Inconel 718, processed by Laser Powder Bed Fusion of Metals (PBF-LB/M), exhibits epitaxial dendrite growth, resulting in a columnar texture with anisotropic properties. While columnar microstructures offer creep resistance, equiaxed microstructures provide more balanced mechanical properties. Selective formation of columnar or equiaxed grains with tailored textures and grain sizes can enhance mechanical properties in specific areas of complex parts. Nevertheless, it is still a persistent challenge to understand tailoring as-built microstructure in PBF-LB/M process.

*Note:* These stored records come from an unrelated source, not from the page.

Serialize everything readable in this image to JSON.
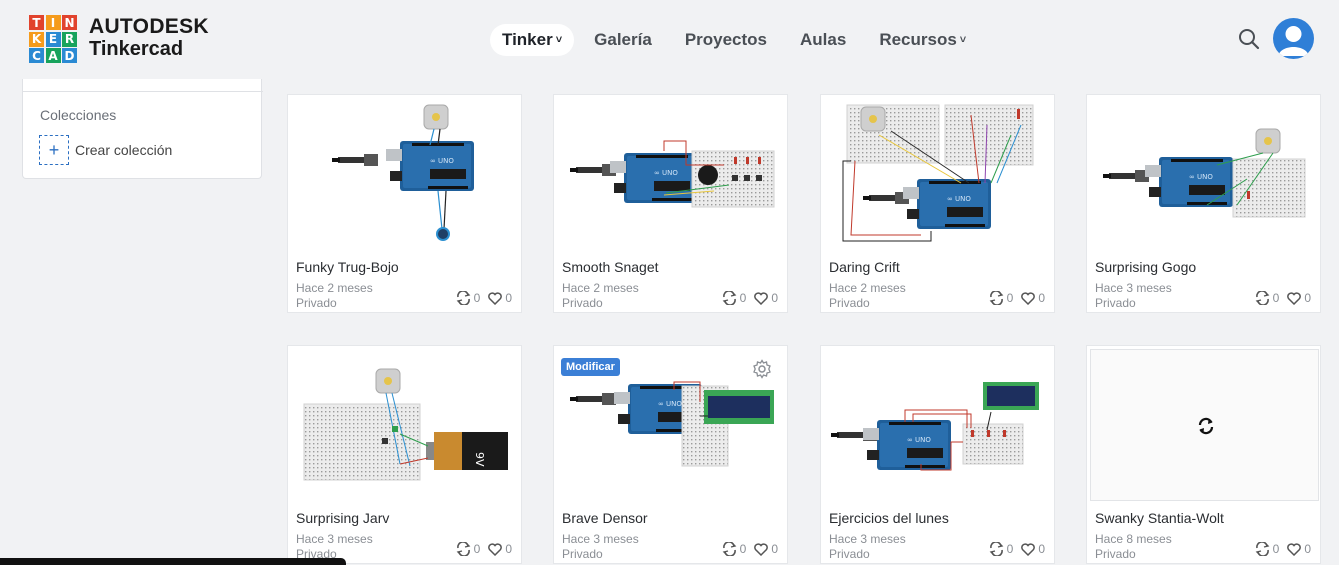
{
  "brand": {
    "logo_letters": [
      "T",
      "I",
      "N",
      "K",
      "E",
      "R",
      "C",
      "A",
      "D"
    ],
    "logo_colors": [
      "#e1432d",
      "#f59b1c",
      "#e1432d",
      "#f59b1c",
      "#2a8ad3",
      "#17a35c",
      "#2a8ad3",
      "#17a35c",
      "#2a8ad3"
    ],
    "name_top": "AUTODESK",
    "name_bottom": "Tinkercad"
  },
  "nav": {
    "items": [
      {
        "label": "Tinker",
        "has_dropdown": true,
        "active": true
      },
      {
        "label": "Galería",
        "has_dropdown": false,
        "active": false
      },
      {
        "label": "Proyectos",
        "has_dropdown": false,
        "active": false
      },
      {
        "label": "Aulas",
        "has_dropdown": false,
        "active": false
      },
      {
        "label": "Recursos",
        "has_dropdown": true,
        "active": false
      }
    ],
    "chevron": "˅"
  },
  "icons": {
    "search": "search-icon",
    "avatar": "user-avatar-icon",
    "remix": "remix-icon",
    "heart": "heart-icon",
    "gear": "gear-icon",
    "refresh": "refresh-icon"
  },
  "sidebar": {
    "collections_label": "Colecciones",
    "create_plus": "+",
    "create_label": "Crear colección"
  },
  "accent_color": "#3b7fd6",
  "designs": [
    {
      "title": "Funky Trug-Bojo",
      "time": "Hace 2 meses",
      "privacy": "Privado",
      "remixes": "0",
      "likes": "0"
    },
    {
      "title": "Smooth Snaget",
      "time": "Hace 2 meses",
      "privacy": "Privado",
      "remixes": "0",
      "likes": "0"
    },
    {
      "title": "Daring Crift",
      "time": "Hace 2 meses",
      "privacy": "Privado",
      "remixes": "0",
      "likes": "0"
    },
    {
      "title": "Surprising Gogo",
      "time": "Hace 3 meses",
      "privacy": "Privado",
      "remixes": "0",
      "likes": "0"
    },
    {
      "title": "Surprising Jarv",
      "time": "Hace 3 meses",
      "privacy": "Privado",
      "remixes": "0",
      "likes": "0"
    },
    {
      "title": "Brave Densor",
      "time": "Hace 3 meses",
      "privacy": "Privado",
      "remixes": "0",
      "likes": "0",
      "modify_label": "Modificar"
    },
    {
      "title": "Ejercicios del lunes",
      "time": "Hace 3 meses",
      "privacy": "Privado",
      "remixes": "0",
      "likes": "0"
    },
    {
      "title": "Swanky Stantia-Wolt",
      "time": "Hace 8 meses",
      "privacy": "Privado",
      "remixes": "0",
      "likes": "0"
    }
  ]
}
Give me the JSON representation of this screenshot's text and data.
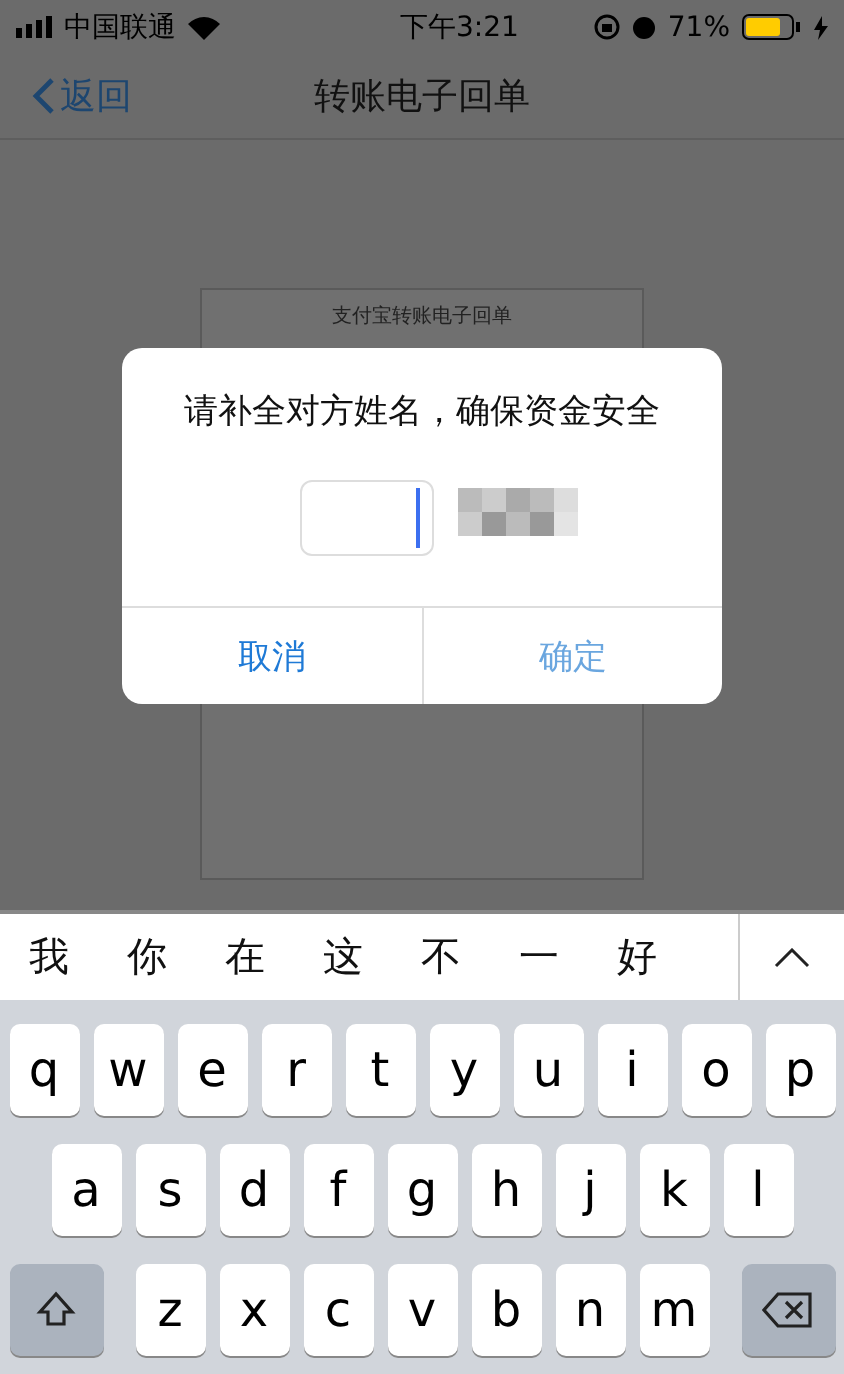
{
  "status_bar": {
    "carrier": "中国联通",
    "time": "下午3:21",
    "battery": "71%"
  },
  "nav": {
    "back": "返回",
    "title": "转账电子回单"
  },
  "document": {
    "title": "支付宝转账电子回单"
  },
  "dialog": {
    "message": "请补全对方姓名，确保资金安全",
    "buttons": [
      {
        "label": "取消",
        "disabled": false
      },
      {
        "label": "确定",
        "disabled": true
      }
    ]
  },
  "keyboard": {
    "candidates": [
      "我",
      "你",
      "在",
      "这",
      "不",
      "一",
      "好"
    ],
    "rows": [
      [
        "q",
        "w",
        "e",
        "r",
        "t",
        "y",
        "u",
        "i",
        "o",
        "p"
      ],
      [
        "a",
        "s",
        "d",
        "f",
        "g",
        "h",
        "j",
        "k",
        "l"
      ],
      [
        "z",
        "x",
        "c",
        "v",
        "b",
        "n",
        "m"
      ]
    ]
  }
}
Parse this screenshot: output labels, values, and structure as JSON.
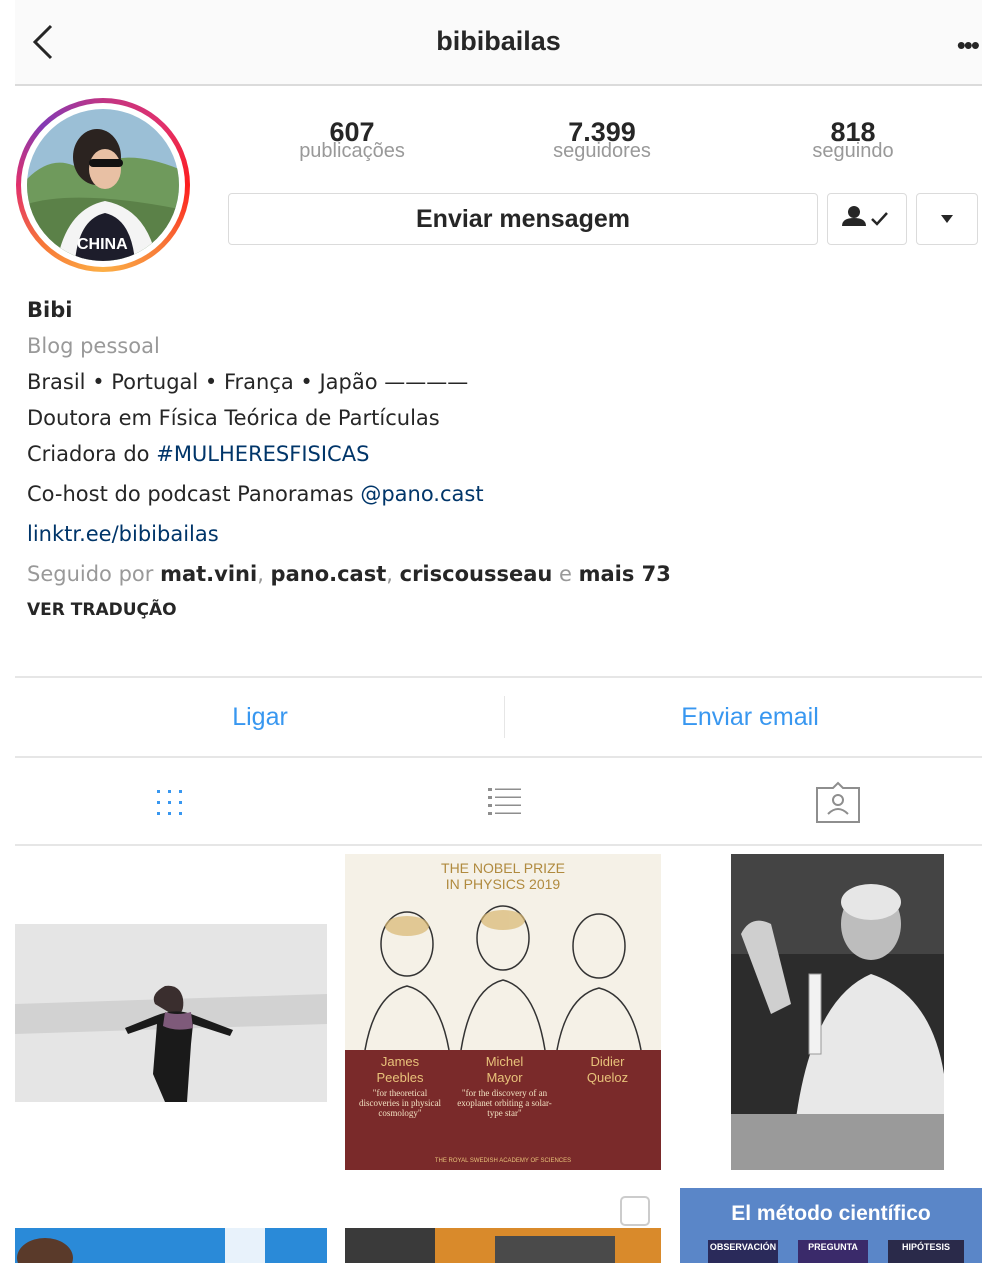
{
  "header": {
    "username": "bibibailas"
  },
  "stats": [
    {
      "value": "607",
      "label": "publicações"
    },
    {
      "value": "7.399",
      "label": "seguidores"
    },
    {
      "value": "818",
      "label": "seguindo"
    }
  ],
  "actions": {
    "message_label": "Enviar mensagem"
  },
  "bio": {
    "name": "Bibi",
    "category": "Blog pessoal",
    "line1": "Brasil • Portugal • França • Japão ————",
    "line2": "Doutora em Física Teórica de Partículas",
    "line3_prefix": "Criadora do ",
    "line3_hashtag": "#MULHERESFISICAS",
    "line4_prefix": "Co-host do podcast Panoramas ",
    "line4_mention": "@pano.cast",
    "website": "linktr.ee/bibibailas",
    "followed_by_prefix": "Seguido por ",
    "followed_by_users": [
      "mat.vini",
      "pano.cast",
      "criscousseau"
    ],
    "followed_by_sep": ", ",
    "followed_by_and": " e ",
    "followed_by_more": "mais 73",
    "translate_label": "VER TRADUÇÃO"
  },
  "contact": {
    "call_label": "Ligar",
    "email_label": "Enviar email"
  },
  "grid": {
    "nobel": {
      "title_line1": "THE NOBEL PRIZE",
      "title_line2": "IN PHYSICS 2019",
      "laureates": [
        {
          "first": "James",
          "last": "Peebles",
          "quote": "\"for theoretical discoveries in physical cosmology\""
        },
        {
          "first": "Michel",
          "last": "Mayor",
          "quote": "\"for the discovery of an exoplanet orbiting a solar-type star\""
        },
        {
          "first": "Didier",
          "last": "Queloz",
          "quote": ""
        }
      ],
      "footer": "THE ROYAL SWEDISH ACADEMY OF SCIENCES"
    },
    "metodo": {
      "title": "El método científico",
      "steps": [
        "OBSERVACIÓN",
        "PREGUNTA",
        "HIPÓTESIS"
      ]
    }
  },
  "colors": {
    "link": "#003569",
    "action_blue": "#3897f0",
    "muted": "#999999",
    "nobel_maroon": "#7a2a2a",
    "nobel_gold": "#b08a3e"
  }
}
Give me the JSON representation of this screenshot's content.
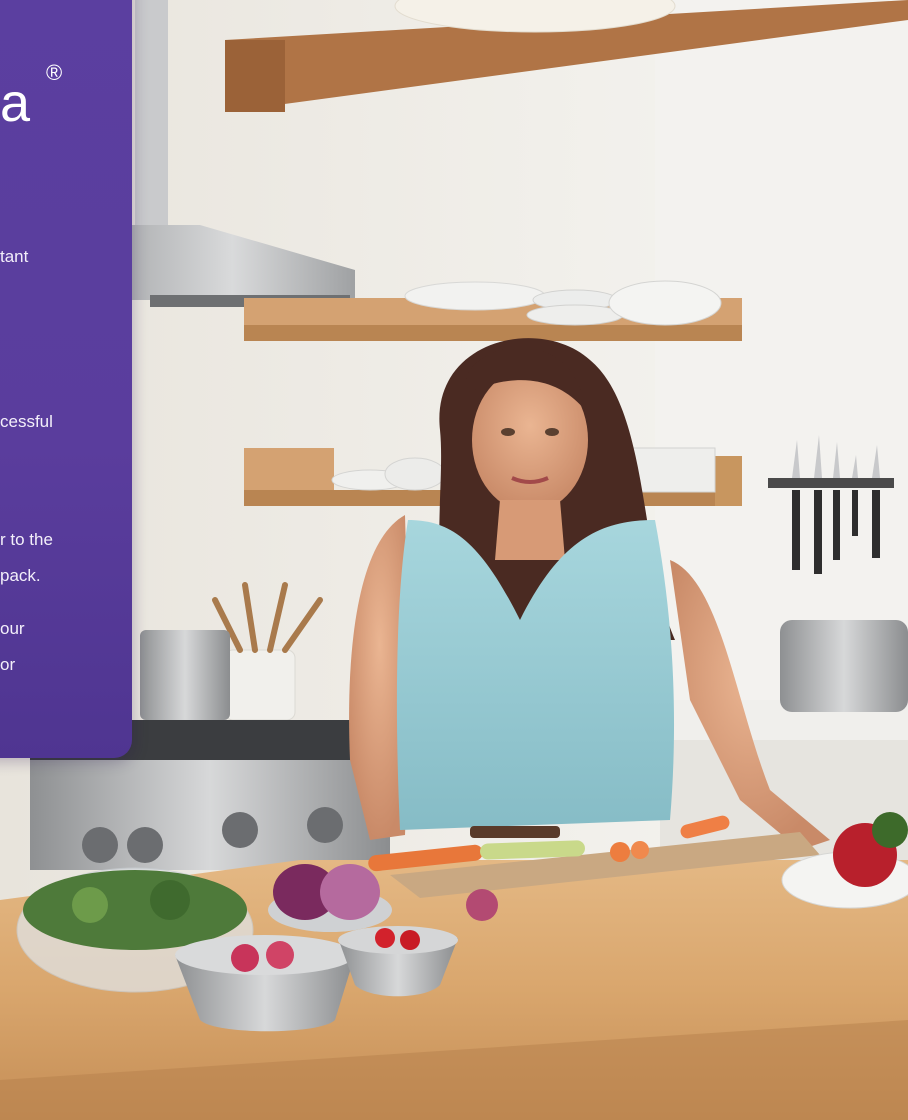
{
  "panel": {
    "brand_fragment": "a",
    "brand_mark": "®",
    "fragments": [
      "tant",
      "cessful",
      "r to the",
      "pack.",
      "our",
      "or"
    ]
  }
}
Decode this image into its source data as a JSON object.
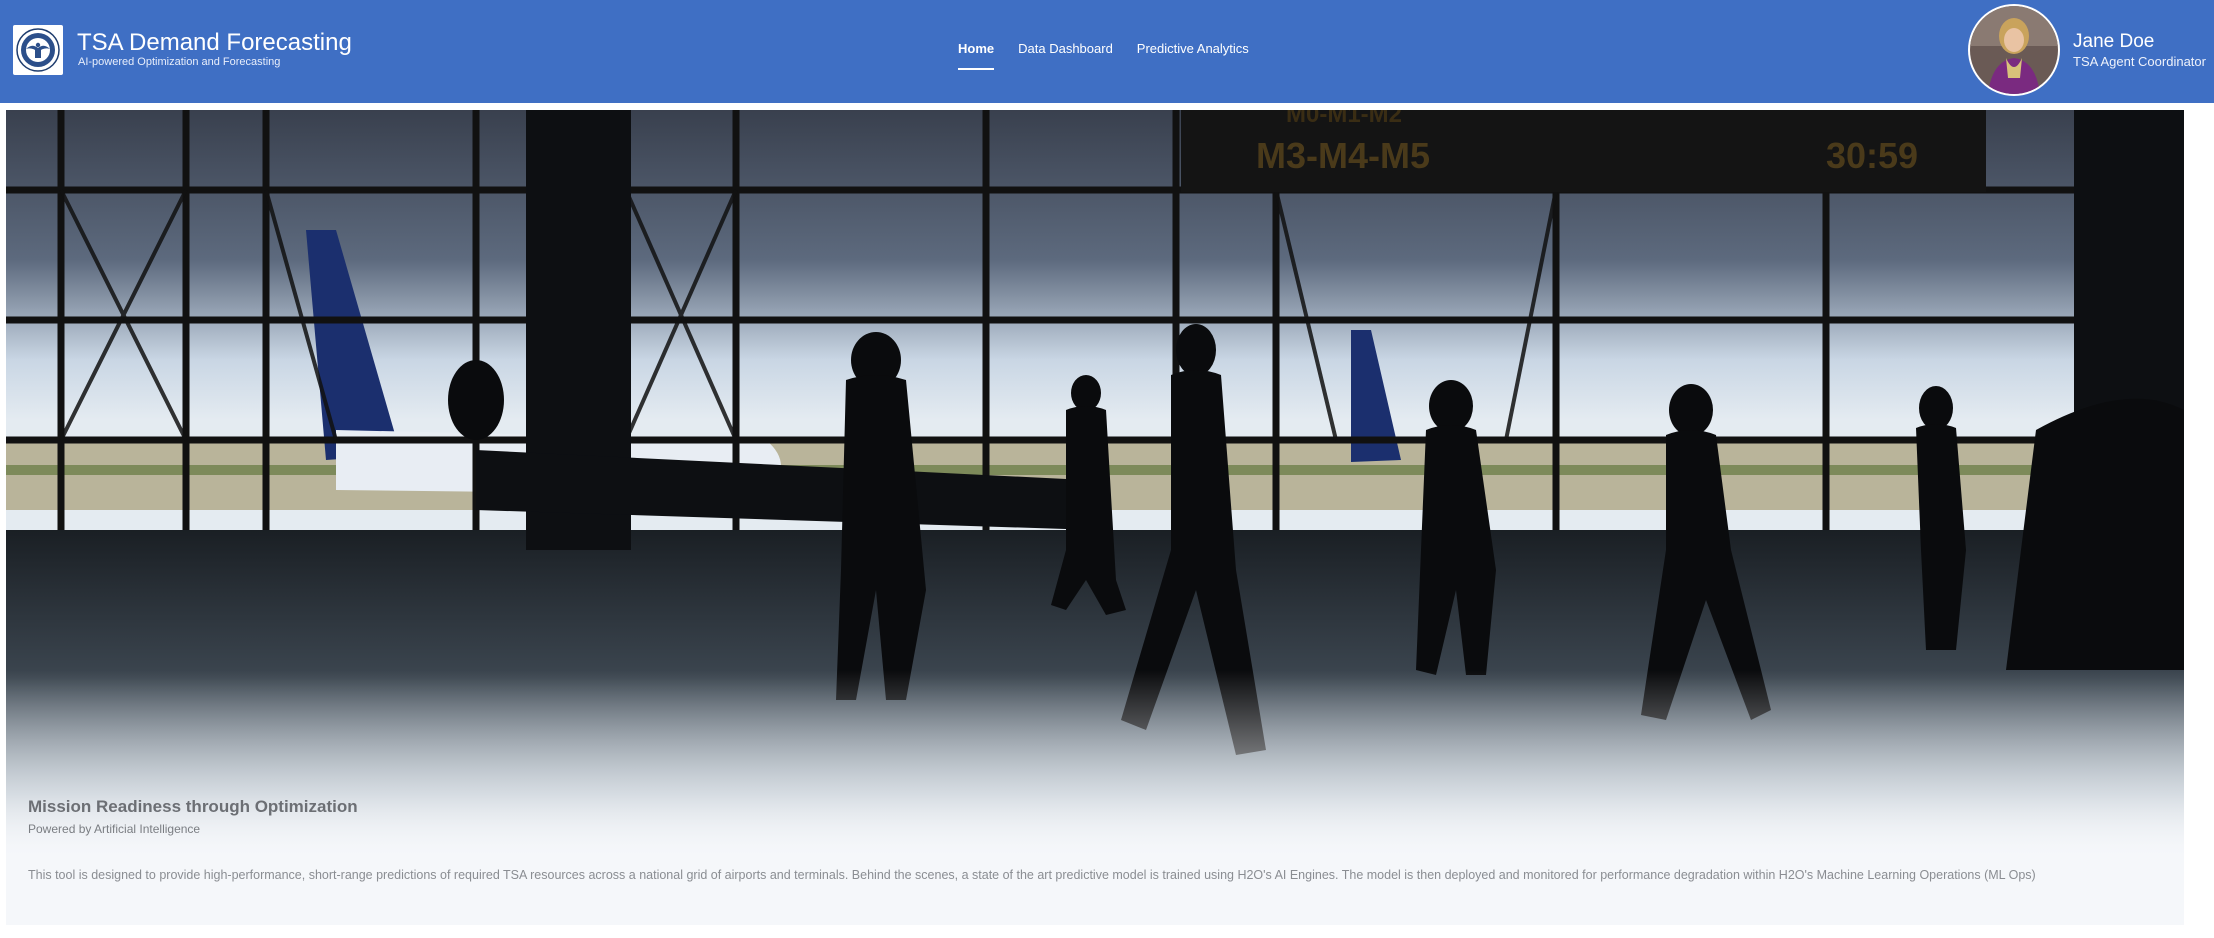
{
  "colors": {
    "accent": "#3f6fc4",
    "hero_background": "#f5f7fa",
    "text_muted": "#8a8d92"
  },
  "header": {
    "logo_icon": "tsa-seal-icon",
    "title": "TSA Demand Forecasting",
    "subtitle": "AI-powered Optimization and Forecasting"
  },
  "nav": {
    "items": [
      {
        "label": "Home",
        "active": true
      },
      {
        "label": "Data Dashboard",
        "active": false
      },
      {
        "label": "Predictive Analytics",
        "active": false
      }
    ]
  },
  "user": {
    "avatar_icon": "user-avatar-icon",
    "name": "Jane Doe",
    "role": "TSA Agent Coordinator"
  },
  "hero": {
    "image_icon": "airport-terminal-photo",
    "sign_top": "M0-M1-M2",
    "sign_bottom": "M3-M4-M5",
    "sign_time": "30:59",
    "title": "Mission Readiness through Optimization",
    "subtitle": "Powered by Artificial Intelligence",
    "description": "This tool is designed to provide high-performance, short-range predictions of required TSA resources across a national grid of airports and terminals. Behind the scenes, a state of the art predictive model is trained using H2O's AI Engines. The model is then deployed and monitored for performance degradation within H2O's Machine Learning Operations (ML Ops)"
  }
}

Recent advancements in beam shaping, coupled with new scanning strategies such as beam splitting, offer practical solutions for customizing heat flow direction in the PBF process, the as-built microstructure. This research aims to systematically study how the scanning strategy and beam shapes affect the texture, grain size, and morphology of as-built microstructure in volumetric parts. Various laser beam shapes, including symmetrical and novel asymmetrical ones like c-shape, rectangular, and line intensity distribution, are employed to manufacture IN718 parts. The study prioritizes high productivity, exceeding 20 mm³/s building rate across chosen process parameters compared to state-of-the-art methods. The findings suggest that the beam shape plays a significant role in enhancing productivity by expanding the process window, increasing beam diameter, and enabling larger hatch distances. While implementing novel scanning strategies, such as beam splitting, customize as-built microstructures, particularly in terms of anisotropy, texture, grain sizes and morphology.